# Conceptual Background

Potential Fields

Potential fields as applied to robot navigation are an alternative to older, planning-intensive conceptions of navigation. Rather than directing motion with rules (i.e. "If the goal is to the right, then right motor gets 10 cm/sec right rotation"), or using a map to directly determine motor commands, potential fields navigation is a fast, continuous method of directing motion. A potential field is composed of vectors. The motor commands of the robot at any position in a potential field correspond to the vector on which the robot is situated. Goals attract, and thus the goals will have vectors pointing towards them; obstacles repulse, and will be surrounded by vectors pointing away. Forces can be of constant magnitude on every vector in a system, or operate on a gradient. Many potential fields impletations have goal forces exert a constant force across the entire gradient, while obstacles will exert greater outward force the nearer the vector is to the obstacle. The vector at any given position is computed by summing all the forces exerted on that vector. In a simple world with one goal and a single obstacle, the vectors will generally point directly towards the goal except in the area around the obstacle. A robot would move through this world towards the goal by following vectors primarily influenced by the goal position. If the robot encountered an obstacle, it would be pushed away from the obstacle by vectors primarily influenced by the obstacle, until it moved around the obstacle and could again move towards the goal (Dudek and Jenkin 138-140).
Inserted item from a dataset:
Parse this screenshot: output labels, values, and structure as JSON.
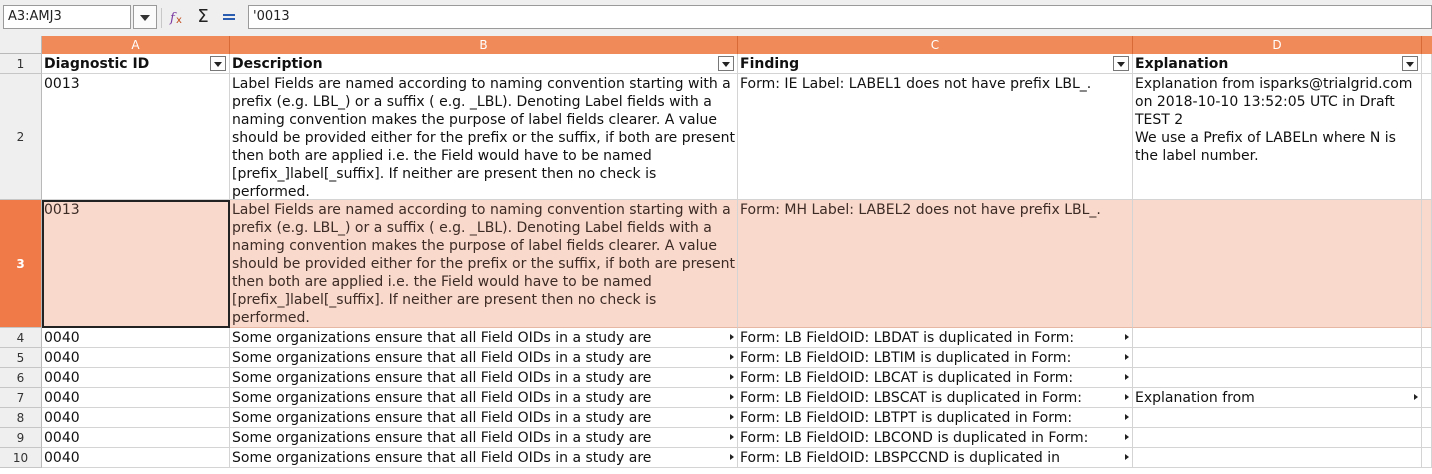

It may seem at first that this method could be slow and require substantial internal state, as it appears that vectors must be computed based on a map of the entire region. But a potential fields method is can be easily adapted to a reactive system. There is no real need to factor in forces outside of the robot's perceptual range, though true potential fields require computing vectors based on the entire field (Dudek and Jenkin 141). A goal outside the perceptual range may need to be maintained, but obstacles that the robot cannot sense do not neccessarily need to affect the motion vectors. Thus the vector accompanying the current position of the robot can be computed using only the sensory information from a single time step. This makes this method reactive, in that it requires no internal state, and allows the potential field to be computed quite quickly. In the reactive formulation of the potential fields method, no real potential field is computed, only the vector at the robot's actual position.

Motor Schema

The potential fields method is sufficient to get good behavior when the environment consists of only simple attractive and repulsing forces, but is not designed to support more complicated and situationally-dependent forces. The motor schema method is an attempt to create a more general, behavior-based, conception of the potential fields method. A motor scheme consists of an activation portion that examines the sensory data, and effector portion that computes an action vector based on that stimuli. The effector portion gives an action vector based on a function that corresponds to the particular goal of the motor scheme (Arkin 141-4). For instance, an avoid-obstacle scheme might examine sonar data for especially low sonar readings, and give an action response that guides the robot away from the obstacle. Each motor scheme will examine a part of the sensor data, and respond in an appropriate manner. Generally, a motor schema will have a continuous response, meaning that there can be an infinite number of action vectors for each motor scheme (Arkin 142). In the avoid-obstacle scheme above, an obstacle 2 meters away might result in a low magnitude vector pushing away from the obstacle, and a obstacle 30 centimeters away might result in a much stronger push, following a continuous range. A robot operating on a motor schema based system may have many schemes, each of which examines a part of the sensory data and gives an action vector. In this way sensory information from a variety of different modalities, such as vision, ir, sonar, and bump sensors, can be integrated into motor command decisions. A vision-based navigation system can examine camera data in its activation portion, and give a motor vector based on percieved distance to nearest obstacle, while the sonar data can also filter to motor commands in a similar fashion. The behavior of the robot is computed by summing all of the action vectors together and acting according to the result. Thus all the schema are blended together in the end (Arkin 150).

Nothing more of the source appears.